Nothing like book clubs for finding new books and keeping you on track for reading goals!
Andrey Kurkov’s Döden och pingvinen (Death and the Penguin) was the pick for my WhatsApp book club, a motley international crew put together by an American online acquaintance currently residing in Türkiye. She also happens to have a background in Russian literature, so between her own history and the diversity of geographies in the group, the selection ends up being pretty eclectic.
Döden och pingvinen is a satire and a farce, and was generally a fun relief from other books I had on the go at the same time (e.g. a revisit of Rien où poser sa tête, which deserves to be required reading in the face of ongoing ICE raids in the US). Viktor is a struggling writer in post Soviet Kyiv who suddenly finds himself with a new job: writing obituaries for still-living people of note. He also happens to own an emperor penguin named Misha. These two factors bring a whirlwind of new people into his life, but of course things quickly spiral out of control and Viktor eventually finds himself in the crosshairs.

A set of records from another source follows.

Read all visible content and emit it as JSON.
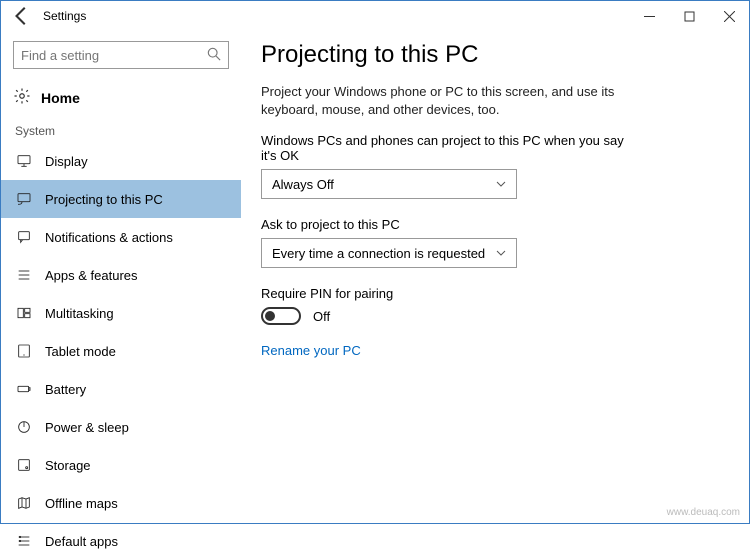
{
  "window": {
    "title": "Settings"
  },
  "search": {
    "placeholder": "Find a setting"
  },
  "home": {
    "label": "Home"
  },
  "section": "System",
  "nav": [
    {
      "label": "Display"
    },
    {
      "label": "Projecting to this PC"
    },
    {
      "label": "Notifications & actions"
    },
    {
      "label": "Apps & features"
    },
    {
      "label": "Multitasking"
    },
    {
      "label": "Tablet mode"
    },
    {
      "label": "Battery"
    },
    {
      "label": "Power & sleep"
    },
    {
      "label": "Storage"
    },
    {
      "label": "Offline maps"
    },
    {
      "label": "Default apps"
    }
  ],
  "page": {
    "title": "Projecting to this PC",
    "desc": "Project your Windows phone or PC to this screen, and use its keyboard, mouse, and other devices, too.",
    "setting1_label": "Windows PCs and phones can project to this PC when you say it's OK",
    "setting1_value": "Always Off",
    "setting2_label": "Ask to project to this PC",
    "setting2_value": "Every time a connection is requested",
    "setting3_label": "Require PIN for pairing",
    "setting3_value": "Off",
    "rename_link": "Rename your PC"
  },
  "watermark": "www.deuaq.com"
}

A lot of the satire probably missed me since I’m not intimately familiar with the post-Soviet politics of Ukraine in the mid-90s. That knowledge might have provided some structure to the story; as it was, most of the time the story revolves around things just happening to Viktor. This works fine as satire—when absurd things happen to a straight-laced protagonist, there’s still narrative satisfaction to be had—but in the last act of the story, the satire takes a backseat to actual pathos. People have died (or are at least presumed dead), Viktor’s life is in danger, and an aura of menace hangs over his newly-found loved ones. In that kind of situation, the protagonist’s lack of action becomes more frustrating. There are also events in the first part of the book that have a foreshadowing aura, where you expect they will be part of a coming plot twist or complication, but nothing ever comes of them. When Döden och pingvinen is straight comedy, it’s fantastic, but when it starts to dip into spy thriller territory it gets slightly confused and deflating. The ending, too, is much more of a downer than the first several chapters would suggest. Black humor is definitely a thing, absolutely, but for me it wasn’t quite the same. I don’t want to get too into the weeds with that, though, because I consider it a spoiler.
It’s also not worth noting except in passing my deep, world-weary sigh at Viktor’s love interest. Another man approaching 40 who gets a “barely legal” ingenue dumped in his lap, as was the style at the time.
Most of us were in agreement that the book started off strong but that by the end we were the most concerned about what would happen with Misha the penguin. Good news for us, Kurkov wrote a sequel!